His chuckle followed her from the room and gave her a warm feeling all the way down the hall. All the arguing and banter had made her forget, for a fewmoments, that her house had been broken into and someone had almost killed them.

As she entered her bedroom, she had to pass the split wood of the doorframe, and the gravity of what could have happened hit her square in the chest. She ran to her dresser and pulled out the biggest T-shirt she could find, another she used as a nightgown that normally swamped her and came down just shy of her knees. She laughed at the faded image of a hula dancers on the front. Oh, well, it was a shirt and the biggest one she had.

While in the room, she grabbed a suitcase from beneath the bed and shoved enough clothes for a couple of days, including her toiletries and shoes. She hadn’t been sleeping well with the nightmares of what had happened in Honolulu. Sleep would be impossible in the house, knowing someone had been able to break in and had almost made it to her.

She shivered, zipped the suitcase and rolled it out of the room with the hula girl T-shirt slung over her shoulder.

Sun streamed through the windows in all its early-morning glory, and a rooster crowed nearby. Teller stood at the back door, peering out at the yard, his broad, naked shoulders nearly as wide as the doorframe.

She left the suitcase in the hallway. “Hard to thinkthat such a pretty garden is where a man tried to kill us, isn’t it?” she said as she crossed the floor to him.

He continued to stare out at the yard. “It always amazes me that no matter what crazy and horrible things happen, nature keeps going. The sun comes up, birds sing.”

Outside, the rooster crowed again.

Sachie smiled. “Or, in this case, the rooster crows.”

“And the flowers keep blooming.”

She came to stand beside him and glanced out the window, seeing what he was seeing. A yard filled with the lush tropical plants and flowers that flourished on the island. “I’d like to take credit for the abundance of bougainvillea and hibiscus, but they were there when I moved in a week ago.” She held out the T-shirt. “Sorry about the hula dancer, but it’s the biggest T-shirt I have.”

He took the offering. “It’s okay. I’ll wear it proudly.”

“I also packed a bag. I can’t stay here.”

He nodded. “I get it. Your home has been violated. You don’t feel safe even with me here.”

She nodded. “No offense.”

“None taken.” He pulled on the T-shirt, and the fabric that fit like a tent on Sachie stretched tightly over Teller’s muscular frame. “If we can swing by myapartment sometime today, I can grab a shirt of my own.”
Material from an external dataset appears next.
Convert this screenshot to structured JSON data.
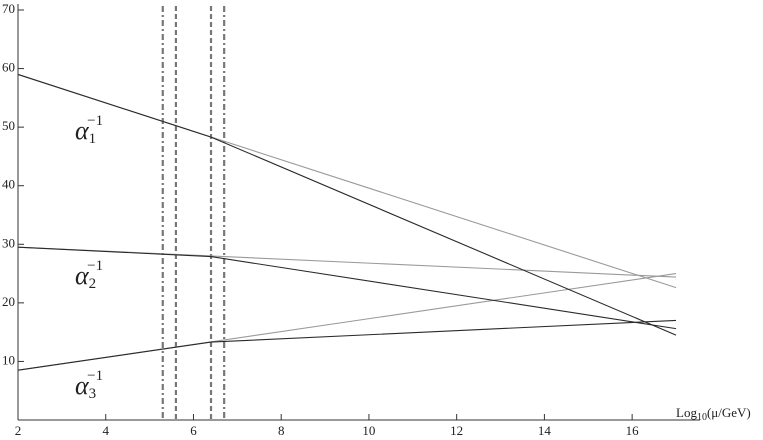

“We can manage that. Especially since you’ll have to drive me.” Her lips twisted. “Which reminds me. I’ll need to call someone to replace the windshield and repair the doors.”

Teller held up his cell phone. “I had a text from Kalea. She said not to worry about the car. She has someone lined up to come by this morning to take care of it.” He slipped the phone into his pocket.

“I feel bad.” Sachie turned to look out at the garden. “Instead of escaping the problems I had on Oahu, I brought them with me. Now, it’s impacting the people who’ve helped me most. And you took a bullet that was meant for me.” She waved her hand toward his shoulder. “You could’ve died.”

“But I didn’t. And I’m glad I was here to help.” Teller’s voice softened. “You didn’t pull the trigger. It’s not your fault.”

“Then why do I feel like it is?” Her thoughts flashed back to her office in Honolulu. To the one she couldn’t help. She’d failed him.

The sound of a cell phone ringing pulled Sachie out of her pity party.

Teller patted his pocket, pulled out his cell phone and shook his head. “Not mine.”

She glanced around the room, looking for the source.

“It’s not in this room,” Teller said.

Then Sachie remembered she’d laid her cell phone on the floor of the closet before she’d burst out to attack her intruder. She hurried back to her bedroom. By the time she found her cell phone where it had slid behind a pair of shoes, it had stopped ringing.

She checked her missed calls and didn’t recognize the number. “Spam call,” she said and lowered her hand.